Dabeaz

Dave Beazley's mondo computer blog. [ homepage | archive ]

Friday, February 26, 2010

Upcoming Python Training Classes

Please forgive the brief commercial interruption. I'd just like to plug a few of my upcoming Python training classes--yes, if you must know, this is how I pay the bills so that I can spend the rest of my time thinking about the GIL and other diabolical Python-related topics.

New! Python Mastery Bootcamp, April 12-16, 2010 (Atlanta)

First, I'm pleased to announce a brand-new Python course that I'm offering for the first time at Big Nerd Ranch in Atlanta. The Python Mastery Bootcamp might be the ultimate Python tutorial for programmers who already know the basics of Python, but who want to take their understanding of the language to a whole new level. Over the past few years, I have given a number of well-reviewed PyCON tutorials on advanced topics such as Generator Tricks for Systems Programmers, A Curious Course on Coroutines and Concurrency, or most recently Mastering Python 3 I/O. Well, the Mastery Bootcamp is sort of similar except that it lasts 5 days, it covers far more material (network programming, threads, multiprocessing, asynchronous I/O, functional programming, metaprogramming, distributed computing, C extensions, etc.), and it has more hands-on projects that allow the material to be explored in greater depth than at a conference.

The experience at Big Nerd Ranch is quite unique--for 5 days, you will be completely immersed in Python programming without the annoyance of outside distractions. This makes it the perfect environment to interact with other class participants and to really focus on the course material. There's really nothing quite like it in the training world--you won't be disappointed.

March 12,2010 Update! The Mastery Bootcamp is confirmed to run and there are still a few slots available. It's going to be great experience for anyone who wants to learn enough about Python to be dangerous.

Introduction to Python Programming, March 16-18, 2010 (Chicago)

If you're relatively new to Python and want to master the fundamentals, consider coming to my Introduction to Python Programming class in Chicago. This course is aimed at programmers, system administrators, scientists, and engineers who want to apply Python to everyday tasks such as analyzing data files, automating system tasks, scraping web pages, using databases, and more. Through practical examples, you will learn all of the major features of Python including data handling, functions, modules, classes, generators, testing, and more. This is a highly refined class that has been taught for numerous corporate and government clients over the past three years. The class features a 300 page fully indexed course guide and more than 50 hands-on exercises.

My Chicago classes are also taught in a rather unique format. Unlike a typical corporate training course, I conduct the course in a round-table format that is strictly limited to 6 attendees--a size that encourages interaction and allows course topics to be easily customized to your interests.

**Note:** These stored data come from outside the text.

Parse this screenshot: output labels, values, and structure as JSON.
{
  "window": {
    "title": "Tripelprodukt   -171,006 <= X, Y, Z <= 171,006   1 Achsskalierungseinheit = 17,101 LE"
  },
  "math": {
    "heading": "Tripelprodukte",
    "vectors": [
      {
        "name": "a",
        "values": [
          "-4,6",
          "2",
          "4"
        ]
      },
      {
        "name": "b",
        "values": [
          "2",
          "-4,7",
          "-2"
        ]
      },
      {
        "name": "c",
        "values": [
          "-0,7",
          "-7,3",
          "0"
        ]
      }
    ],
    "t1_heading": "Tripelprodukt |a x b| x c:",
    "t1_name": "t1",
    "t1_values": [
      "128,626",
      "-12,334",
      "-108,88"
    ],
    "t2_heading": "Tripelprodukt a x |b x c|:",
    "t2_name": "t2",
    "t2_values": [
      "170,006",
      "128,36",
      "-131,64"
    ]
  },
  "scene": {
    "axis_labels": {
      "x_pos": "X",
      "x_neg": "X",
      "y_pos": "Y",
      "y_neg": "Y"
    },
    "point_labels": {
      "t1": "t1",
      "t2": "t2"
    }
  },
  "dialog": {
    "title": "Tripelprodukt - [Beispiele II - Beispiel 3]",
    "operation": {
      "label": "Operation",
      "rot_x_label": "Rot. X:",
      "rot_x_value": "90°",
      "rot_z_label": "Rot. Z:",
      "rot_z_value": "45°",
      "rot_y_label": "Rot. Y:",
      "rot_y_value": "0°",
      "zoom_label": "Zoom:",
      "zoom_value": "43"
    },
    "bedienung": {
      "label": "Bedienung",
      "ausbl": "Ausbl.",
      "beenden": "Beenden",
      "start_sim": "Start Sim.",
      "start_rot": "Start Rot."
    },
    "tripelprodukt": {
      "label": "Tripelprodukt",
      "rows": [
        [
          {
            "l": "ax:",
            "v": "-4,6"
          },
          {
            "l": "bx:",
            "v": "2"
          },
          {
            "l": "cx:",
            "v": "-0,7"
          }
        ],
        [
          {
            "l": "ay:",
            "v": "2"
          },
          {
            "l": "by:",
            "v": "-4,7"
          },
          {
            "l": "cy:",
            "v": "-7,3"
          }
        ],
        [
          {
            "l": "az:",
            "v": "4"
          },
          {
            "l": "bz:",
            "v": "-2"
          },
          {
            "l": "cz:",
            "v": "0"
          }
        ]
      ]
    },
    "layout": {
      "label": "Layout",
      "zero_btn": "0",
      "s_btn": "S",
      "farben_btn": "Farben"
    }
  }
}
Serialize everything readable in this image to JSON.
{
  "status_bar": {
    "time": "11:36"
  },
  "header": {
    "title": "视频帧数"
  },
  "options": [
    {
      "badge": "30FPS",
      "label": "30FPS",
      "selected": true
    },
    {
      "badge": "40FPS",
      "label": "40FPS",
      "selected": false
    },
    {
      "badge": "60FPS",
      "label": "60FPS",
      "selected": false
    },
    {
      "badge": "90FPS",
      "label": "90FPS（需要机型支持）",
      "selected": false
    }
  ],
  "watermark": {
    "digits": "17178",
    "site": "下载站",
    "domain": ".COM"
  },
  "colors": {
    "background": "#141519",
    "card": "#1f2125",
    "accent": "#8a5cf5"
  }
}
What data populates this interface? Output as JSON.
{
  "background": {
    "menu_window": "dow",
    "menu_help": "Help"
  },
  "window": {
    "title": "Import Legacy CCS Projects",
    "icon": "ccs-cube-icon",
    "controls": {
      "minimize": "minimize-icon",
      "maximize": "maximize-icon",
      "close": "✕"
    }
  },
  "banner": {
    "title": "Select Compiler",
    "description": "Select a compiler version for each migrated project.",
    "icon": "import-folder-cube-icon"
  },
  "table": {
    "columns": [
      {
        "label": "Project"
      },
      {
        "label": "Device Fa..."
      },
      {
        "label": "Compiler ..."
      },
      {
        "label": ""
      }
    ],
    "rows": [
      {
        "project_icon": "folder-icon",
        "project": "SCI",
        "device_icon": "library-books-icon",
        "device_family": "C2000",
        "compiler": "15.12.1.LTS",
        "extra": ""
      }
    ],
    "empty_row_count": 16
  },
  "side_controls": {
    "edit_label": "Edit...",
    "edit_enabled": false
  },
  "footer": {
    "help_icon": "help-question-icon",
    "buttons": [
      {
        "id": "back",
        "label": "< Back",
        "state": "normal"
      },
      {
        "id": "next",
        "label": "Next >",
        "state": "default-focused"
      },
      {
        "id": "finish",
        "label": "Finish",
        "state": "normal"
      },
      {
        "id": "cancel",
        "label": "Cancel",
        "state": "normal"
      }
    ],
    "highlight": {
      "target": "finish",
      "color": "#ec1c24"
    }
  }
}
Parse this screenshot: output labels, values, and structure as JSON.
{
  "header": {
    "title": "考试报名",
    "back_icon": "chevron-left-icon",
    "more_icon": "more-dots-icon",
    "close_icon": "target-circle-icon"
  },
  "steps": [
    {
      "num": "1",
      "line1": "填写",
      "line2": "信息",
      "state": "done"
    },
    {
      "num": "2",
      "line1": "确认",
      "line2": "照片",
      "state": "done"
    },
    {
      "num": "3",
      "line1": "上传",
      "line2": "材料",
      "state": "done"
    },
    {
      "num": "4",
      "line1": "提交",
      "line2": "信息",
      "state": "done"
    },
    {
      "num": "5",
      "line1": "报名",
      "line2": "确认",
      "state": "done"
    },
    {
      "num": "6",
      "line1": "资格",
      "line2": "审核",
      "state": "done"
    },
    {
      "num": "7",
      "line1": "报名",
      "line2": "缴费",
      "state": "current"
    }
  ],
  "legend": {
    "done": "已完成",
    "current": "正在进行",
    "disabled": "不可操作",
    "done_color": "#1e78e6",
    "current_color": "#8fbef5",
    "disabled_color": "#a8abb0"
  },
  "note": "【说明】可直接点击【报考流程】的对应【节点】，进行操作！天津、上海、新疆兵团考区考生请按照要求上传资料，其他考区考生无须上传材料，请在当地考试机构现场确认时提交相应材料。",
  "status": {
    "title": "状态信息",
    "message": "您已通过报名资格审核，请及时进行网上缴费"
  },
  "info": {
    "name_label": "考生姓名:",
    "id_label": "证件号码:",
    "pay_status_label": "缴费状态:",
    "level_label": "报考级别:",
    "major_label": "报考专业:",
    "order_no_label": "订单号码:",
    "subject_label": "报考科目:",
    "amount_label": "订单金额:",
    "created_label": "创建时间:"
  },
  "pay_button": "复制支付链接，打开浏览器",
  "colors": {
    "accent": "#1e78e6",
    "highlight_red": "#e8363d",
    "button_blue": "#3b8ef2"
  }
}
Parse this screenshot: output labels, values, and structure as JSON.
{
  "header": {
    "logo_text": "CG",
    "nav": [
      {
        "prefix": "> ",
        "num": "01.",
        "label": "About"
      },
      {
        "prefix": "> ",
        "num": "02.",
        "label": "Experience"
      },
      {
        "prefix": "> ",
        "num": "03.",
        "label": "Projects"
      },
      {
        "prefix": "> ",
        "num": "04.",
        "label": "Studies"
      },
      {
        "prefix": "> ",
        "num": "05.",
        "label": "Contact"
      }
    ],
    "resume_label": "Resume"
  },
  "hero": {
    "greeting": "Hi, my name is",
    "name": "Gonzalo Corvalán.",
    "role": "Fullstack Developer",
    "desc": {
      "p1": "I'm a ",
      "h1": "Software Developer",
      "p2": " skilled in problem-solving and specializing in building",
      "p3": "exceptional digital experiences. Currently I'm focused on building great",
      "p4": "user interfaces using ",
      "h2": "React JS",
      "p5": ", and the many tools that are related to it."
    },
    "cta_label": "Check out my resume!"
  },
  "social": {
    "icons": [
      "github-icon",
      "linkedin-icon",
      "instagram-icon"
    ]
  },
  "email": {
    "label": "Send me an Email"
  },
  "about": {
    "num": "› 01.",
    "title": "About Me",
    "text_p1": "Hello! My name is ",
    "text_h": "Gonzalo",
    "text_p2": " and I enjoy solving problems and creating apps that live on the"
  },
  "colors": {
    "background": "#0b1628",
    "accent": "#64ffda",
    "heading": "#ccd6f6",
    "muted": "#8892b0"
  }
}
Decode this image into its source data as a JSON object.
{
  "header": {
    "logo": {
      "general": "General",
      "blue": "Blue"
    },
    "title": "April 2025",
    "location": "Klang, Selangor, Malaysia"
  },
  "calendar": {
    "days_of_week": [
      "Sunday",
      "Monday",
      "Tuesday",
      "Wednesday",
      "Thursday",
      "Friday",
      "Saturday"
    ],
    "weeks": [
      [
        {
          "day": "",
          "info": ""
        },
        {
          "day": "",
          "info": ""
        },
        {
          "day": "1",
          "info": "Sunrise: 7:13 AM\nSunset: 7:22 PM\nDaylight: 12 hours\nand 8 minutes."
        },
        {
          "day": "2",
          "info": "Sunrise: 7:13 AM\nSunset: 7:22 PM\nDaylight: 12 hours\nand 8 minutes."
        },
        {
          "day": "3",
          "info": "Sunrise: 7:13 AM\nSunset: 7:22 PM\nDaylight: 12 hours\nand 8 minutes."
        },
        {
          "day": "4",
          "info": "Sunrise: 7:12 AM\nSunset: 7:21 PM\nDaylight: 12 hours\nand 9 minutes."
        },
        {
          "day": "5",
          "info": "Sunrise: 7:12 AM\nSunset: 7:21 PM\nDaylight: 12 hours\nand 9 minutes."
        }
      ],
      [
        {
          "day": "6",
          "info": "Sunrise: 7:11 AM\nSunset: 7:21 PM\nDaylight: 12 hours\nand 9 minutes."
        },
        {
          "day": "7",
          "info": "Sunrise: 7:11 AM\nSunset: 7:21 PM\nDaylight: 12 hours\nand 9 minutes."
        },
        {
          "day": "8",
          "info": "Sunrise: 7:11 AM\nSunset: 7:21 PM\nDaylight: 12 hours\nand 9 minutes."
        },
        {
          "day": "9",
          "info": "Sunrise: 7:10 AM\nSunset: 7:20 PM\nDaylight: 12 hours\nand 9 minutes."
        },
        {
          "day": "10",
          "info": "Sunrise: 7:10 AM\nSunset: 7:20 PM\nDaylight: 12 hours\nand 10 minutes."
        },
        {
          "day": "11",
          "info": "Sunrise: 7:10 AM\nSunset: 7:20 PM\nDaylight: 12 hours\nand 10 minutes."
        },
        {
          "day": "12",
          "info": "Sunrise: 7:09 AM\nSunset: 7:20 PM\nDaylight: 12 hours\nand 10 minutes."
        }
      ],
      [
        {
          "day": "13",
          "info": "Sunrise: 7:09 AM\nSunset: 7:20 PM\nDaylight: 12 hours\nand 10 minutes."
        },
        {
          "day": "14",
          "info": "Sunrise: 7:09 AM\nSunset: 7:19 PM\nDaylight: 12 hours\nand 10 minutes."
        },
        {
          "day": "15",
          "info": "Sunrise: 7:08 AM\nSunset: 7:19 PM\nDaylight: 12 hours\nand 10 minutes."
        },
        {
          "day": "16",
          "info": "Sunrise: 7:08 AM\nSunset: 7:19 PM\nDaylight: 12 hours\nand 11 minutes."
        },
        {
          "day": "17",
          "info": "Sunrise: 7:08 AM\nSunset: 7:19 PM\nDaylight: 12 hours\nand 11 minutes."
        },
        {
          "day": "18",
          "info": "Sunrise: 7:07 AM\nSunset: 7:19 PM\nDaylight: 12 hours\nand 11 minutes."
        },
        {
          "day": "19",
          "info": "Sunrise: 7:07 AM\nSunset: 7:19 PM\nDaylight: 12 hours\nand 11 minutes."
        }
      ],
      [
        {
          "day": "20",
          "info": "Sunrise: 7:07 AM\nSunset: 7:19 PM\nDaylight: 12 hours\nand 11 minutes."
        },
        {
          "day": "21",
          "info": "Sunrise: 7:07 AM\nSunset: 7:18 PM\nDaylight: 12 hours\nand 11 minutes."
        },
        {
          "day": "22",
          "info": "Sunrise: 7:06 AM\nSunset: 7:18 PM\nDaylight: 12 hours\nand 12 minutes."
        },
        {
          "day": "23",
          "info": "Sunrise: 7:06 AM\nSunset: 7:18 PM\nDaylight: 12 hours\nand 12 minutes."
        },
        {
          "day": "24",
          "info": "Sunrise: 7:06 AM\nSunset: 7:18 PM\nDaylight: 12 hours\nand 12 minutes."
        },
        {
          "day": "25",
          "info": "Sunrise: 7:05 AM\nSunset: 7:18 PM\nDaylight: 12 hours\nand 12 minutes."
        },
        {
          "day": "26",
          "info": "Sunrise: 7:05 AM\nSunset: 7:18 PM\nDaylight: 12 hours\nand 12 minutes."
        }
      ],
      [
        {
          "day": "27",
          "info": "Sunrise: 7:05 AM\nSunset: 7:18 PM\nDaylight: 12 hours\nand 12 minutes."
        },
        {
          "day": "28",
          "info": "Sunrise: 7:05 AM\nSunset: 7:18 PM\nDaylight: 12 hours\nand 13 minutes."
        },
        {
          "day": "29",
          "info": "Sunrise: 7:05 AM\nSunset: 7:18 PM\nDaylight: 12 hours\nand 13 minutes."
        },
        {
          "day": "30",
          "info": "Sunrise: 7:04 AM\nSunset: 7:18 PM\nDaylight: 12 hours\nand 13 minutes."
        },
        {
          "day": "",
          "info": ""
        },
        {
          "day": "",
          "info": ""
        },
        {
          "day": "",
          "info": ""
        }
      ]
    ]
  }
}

The course is located in Chicago's distinctive Andersonville neighborhood where just steps away, you will find dozens of unique restaurants, bakeries, coffee houses, pubs, and more. You're definitely going to like it!

March 12, 2010 update! The Chicago class is now sold out. However, be on the lookout for its return in a few months.

posted by Dave Beazley # 12:56 PM

Monday, February 22, 2010

Revisiting thread priorities and the new GIL

Well, PyCon is over and it's time to get back to work. First, I'd just like to thank everyone who came to my GIL Talk and participated in all of the discussion that followed. It was almost as if part of PyCon had turned into a mini operating systems conference!

This post is a followup to the GIL open space at PyCon where we looked at the new GIL and explored the possibility of introducing thread priorities. For those of you not at PyCon, the open space was attended by about 30-40 people and included Guido, Antoine Pitrou, and a large number of systems hackers, some of which had previously worked on thread library implementations and operating system kernels.

First, a little background. As might know, Antoine Pitrou implemented a new Python GIL that is currently only available in the Python 3.2 development branch (you can obtain it via subversion). This new GIL is described in his original mailing list post as well as the slides for my PyCon talk. You should read those first if you haven't already.

Right before PyCON, I discovered an I/O performance problem with the new GIL that is related to CPU-bound threads stalling the progress of I/O bound threads which it turn leads to a severe performance degradation of I/O bandwidth and response time. This is described in Issue 7946 : Convoy effect with I/O bound threads and New GIL.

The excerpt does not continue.